# Room Design



## monkeyhammer (Apr 8, 2011)

Hey everyone, still in the planning stage after many months.  Here is what I am thinking after some advice from the forum.  

The room is about 10x6x8 and is a blank slate.  I have the conduit ran for the electric and that should be happening in a couple of weeks.  

The flowering area will be 8x6x8.  I will be using 4 600 watt hps air cooled lights and growing 12 plants in 5 gal DWC buckets.  Will be running 2 6 inch CAP inline fans cooling 2 lights each.  I will also be running another 6 inch CAP to provide circulation for the room.  Planning to have a wall a/c to help with temps if they get too high and two circulating fans.  Walls and ceiling painted flat white.

I plan on putting in sliding doors on the area with the shelves and running t-5's for clones/veg with just fans for circulation.

What am I missing, any recommendations?


----------



## OGKushman (Apr 8, 2011)

wall mount fans, pro grip lifters, 100yoyos, carbon filter, enough ducting, how many amps you have in there? itll never end... lol


----------



## monkeyhammer (Apr 8, 2011)

Wall mount fans yes, lifters yes, 100 yoyos, don't know what that is, carbon filters and ducting yep and amps, uncle is an electrican.  Putting in a new panel and should have to problem with juice.


----------



## SensiStarFan (Apr 8, 2011)

if you can do it I would design your doors for your veg area or setup your flowering area in a way that you can access your veg/clone area easily.  If it is in the back of the flowering room you will only be able to do things in your veg area when your flowering lights are on, and if your flowering area is dense it would be a pain the butt to have to move plants around every time you want to get to your veg area.  Good looking area, lot's of space 

-SSF-


----------



## load3dic3 (Apr 8, 2011)

cant wait to see how it all comes together!! looking good


----------



## Gixxerman420 (Apr 9, 2011)

Slap some Mylar or white paint up EVERYWHERE except the floor... I think a yoyo is like a light adjuster? hope this helps!


----------



## dman1234 (Apr 9, 2011)

I think OG Kush is refering to Yo-yo's that are used to support plants.

i could be wrong, but i thnk thats what he means.


----------



## OGKushman (Apr 10, 2011)

yoyos are cheaper and easier then netting over time
hXXp://discount-hydro.com/productdisp.php?pid=475&navid=14


----------



## monkeyhammer (Apr 14, 2011)

Not much new to report.  Just going through some ideas of the layout.  Right now I'm leaning toward 2 rows of six plants each.  Each bucket will be about 1 1/2 ft from the wall and each plant will be 1 ft from each other.  This seems sorta of close and I could reduce the number of plants if needed.  
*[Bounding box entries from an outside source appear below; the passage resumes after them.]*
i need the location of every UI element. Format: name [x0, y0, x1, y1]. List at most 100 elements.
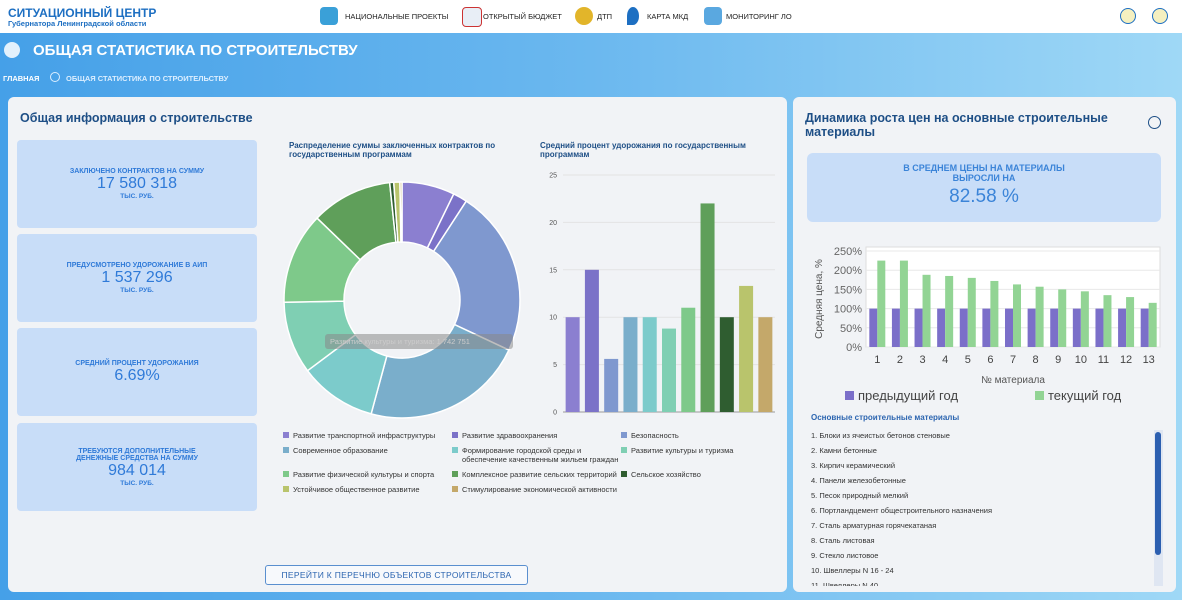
list-item: 3. Кирпич керамический [811, 461, 896, 470]
legend-label: Устойчивое общественное развитие [293, 485, 420, 494]
legend-swatch [452, 447, 458, 453]
legend-swatch [452, 486, 458, 492]
nav-item[interactable]: ДТП [597, 12, 613, 21]
card-label: ЗАКЛЮЧЕНО КОНТРАКТОВ НА СУММУ [69, 168, 205, 175]
list-item: 7. Сталь арматурная горячекатаная [811, 521, 937, 530]
card-label: СРЕДНИЙ ПРОЦЕНТ УДОРОЖАНИЯ [75, 359, 199, 367]
bar [1095, 308, 1104, 347]
card-value: 1 537 296 [101, 269, 173, 286]
panel-title: Динамика роста цен на основные строитель… [805, 111, 1108, 139]
y-tick-label: 0% [846, 342, 862, 354]
list-item: 6. Портландцемент общестроительного назн… [811, 506, 993, 515]
y-tick-label: 20 [549, 220, 557, 227]
x-tick-label: 4 [942, 354, 948, 366]
legend-item: Стимулирование экономической активности [452, 485, 621, 494]
list-title: Основные строительные материалы [811, 413, 960, 422]
bar [1027, 308, 1036, 347]
legend-swatch [621, 447, 627, 453]
brand-subtitle: Губернатора Ленинградской области [8, 19, 147, 28]
nav-item[interactable]: КАРТА МКД [647, 12, 689, 21]
legend-label: Комплексное развитие сельских территорий [462, 470, 617, 479]
info-card: ЗАКЛЮЧЕНО КОНТРАКТОВ НА СУММУ 17 580 318 Т… [17, 140, 257, 228]
bar [869, 308, 878, 347]
profile-button[interactable] [1152, 8, 1168, 24]
legend-item: Развитие здравоохранения [452, 431, 621, 440]
legend-item: Формирование городской среды и обеспечен… [452, 446, 621, 464]
y-tick-label: 150% [834, 284, 862, 296]
scrollbar-thumb[interactable] [1155, 432, 1161, 555]
legend-swatch [283, 432, 289, 438]
bar [604, 358, 619, 412]
legend-swatch [621, 471, 627, 477]
card-value: 17 580 318 [96, 175, 178, 192]
bar [982, 308, 991, 347]
legend-item: Сельское хозяйство [621, 470, 763, 479]
y-tick-label: 250% [834, 246, 862, 258]
list-item: 10. Швеллеры N 16 - 24 [811, 566, 894, 575]
x-tick-label: 5 [965, 354, 971, 366]
x-axis-label: № материала [981, 375, 1045, 386]
bar [899, 260, 908, 347]
legend-label: Развитие культуры и туризма [631, 446, 734, 455]
bar [967, 277, 976, 347]
brand-title[interactable]: СИТУАЦИОННЫЙ ЦЕНТР [8, 6, 157, 20]
nav-item[interactable]: ОТКРЫТЫЙ БЮДЖЕТ [483, 12, 562, 21]
legend-swatch [283, 447, 289, 453]
y-tick-label: 50% [840, 323, 862, 335]
x-tick-label: 8 [1033, 354, 1039, 366]
y-tick-label: 0 [553, 410, 557, 417]
x-tick-label: 7 [1010, 354, 1016, 366]
card-unit: ТЫС. РУБ. [120, 193, 154, 200]
card-label: ТРЕБУЮТСЯ ДОПОЛНИТЕЛЬНЫЕ ДЕНЕЖНЫЕ СРЕДСТ… [76, 447, 198, 462]
info-card: ТРЕБУЮТСЯ ДОПОЛНИТЕЛЬНЫЕ ДЕНЕЖНЫЕ СРЕДСТ… [17, 423, 257, 511]
bar [1148, 302, 1157, 347]
panel-title: Общая информация о строительстве [20, 111, 253, 125]
list-item: 1. Блоки из ячеистых бетонов стеновые [811, 431, 950, 440]
objects-button[interactable]: ПЕРЕЙТИ К ПЕРЕЧНЮ ОБЪЕКТОВ СТРОИТЕЛЬСТВА [265, 565, 528, 585]
nav-icon[interactable] [627, 7, 639, 25]
bar [1035, 286, 1044, 347]
pie-slice [399, 181, 403, 243]
notifications-button[interactable] [1120, 8, 1136, 24]
bar [1005, 308, 1013, 347]
materials-list: 1. Блоки из ячеистых бетонов стеновые 2. … [811, 431, 1151, 586]
card-unit: ТЫС. РУБ. [120, 479, 154, 487]
legend-item: Современное образование [283, 446, 452, 464]
breadcrumb-home[interactable]: ГЛАВНАЯ [3, 74, 40, 83]
nav-icon[interactable] [575, 7, 593, 25]
tooltip-box [325, 334, 513, 349]
y-tick-label: 100% [834, 304, 862, 316]
chart-title: Средний процент удорожания по государств… [540, 141, 746, 159]
bar [1126, 297, 1135, 347]
bar [719, 317, 734, 412]
legend-label: текущий год [1048, 388, 1122, 403]
legend-label: Развитие транспортной инфраструктуры [293, 431, 436, 440]
y-tick-label: 10 [549, 315, 557, 322]
breadcrumb-separator [50, 72, 60, 82]
legend-item: Комплексное развитие сельских территорий [452, 470, 621, 479]
y-tick-label: 5 [553, 362, 557, 369]
card-label: ПРЕДУСМОТРЕНО УДОРОЖАНИЕ В АИП [66, 262, 208, 269]
nav-item[interactable]: НАЦИОНАЛЬНЫЕ ПРОЕКТЫ [345, 12, 449, 21]
x-tick-label: 11 [1098, 354, 1109, 366]
bar [945, 275, 954, 347]
legend-label: Развитие здравоохранения [462, 431, 558, 440]
legend-swatch [283, 486, 289, 492]
x-tick-label: 9 [1055, 354, 1061, 366]
bar [681, 307, 696, 412]
bar [1050, 308, 1059, 347]
y-tick-label: 25 [549, 173, 557, 180]
nav-icon[interactable] [704, 7, 722, 25]
card-value: 984 014 [108, 461, 166, 479]
bar [739, 285, 754, 412]
y-axis-label: Средняя цена, % [814, 259, 825, 339]
legend-swatch [621, 432, 627, 438]
legend-swatch [1035, 391, 1044, 400]
bar [922, 274, 931, 347]
x-tick-label: 6 [987, 354, 993, 366]
info-icon[interactable] [1148, 116, 1161, 129]
nav-icon[interactable] [462, 7, 482, 27]
nav-icon[interactable] [320, 7, 338, 25]
nav-item[interactable]: МОНИТОРИНГ ЛО [726, 12, 792, 21]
The 2 totes will be the res/control for RDWC.

I am going to add a door in between the rows for easy access and then keep the 2 side doors closed during the grow.

I would like to lower the bottom shelf so I have about 3 ft of room between the next shelf so I could use it for mothers or vegging.  The middle shelf would be for cloning and the top just left open for duct work.

So is 12 plants too much?  Too close together?  With the 4 600 watters there would be a light over every 3 plants.


----------



## MosesPMG (Apr 15, 2011)

If you find a strain that grows well in a SOG or a more sativa strain even, 12 should be fine in that space and 3 plants per light is great


----------



## OGKushman (Apr 15, 2011)

the Super Short Oatmeal Bubba would do gooooood in there


----------



## The Hemp Goddess (Apr 15, 2011)

You shouldn't have any problems at all with 12 plants in that much space and with that kind of lighting (I am so jealous).  I don't see you having to do SOG or short strains (???)--you have plenty of room.  Four sq ft for each plant is plenty of room for a decent sized plant.  I would max out the room and let them get some good veggy growth before going to flowering.


----------



## monkeyhammer (Apr 15, 2011)

The Hemp Goddess said:
			
		

> You shouldn't have any problems at all with 12 plants in that much space and with that kind of lighting (I am so jealous).  I don't see you having to do SOG or short strains (???)--you have plenty of room.  Four sq ft for each plant is plenty of room for a decent sized plant.  I would max out the room and let them get some good veggy growth before going to flowering.




Would you recommend doing 3 rows of 4 so they would be spaced a little further apart?  I was looking at the rows of 6 to make a walk way between the plants.  My initial idea was the 3 rows of four to maximize the space between the plants.

I will be using 4 600 watt air cooled hps hoods.


----------



## nouvellechef (Apr 15, 2011)

It will help as summer is coming and help you when you need to check on rez PPM, PH if its located outside the room. In RDWC you MUST keep the temp at a reasonable degree to maximize the potential. Having them outside the room will allow you to instantly see that the parameters are dialed in. Really with this system, you are making it so other than training and trimming up lowers before flower, you really just set it and forget it. GL


----------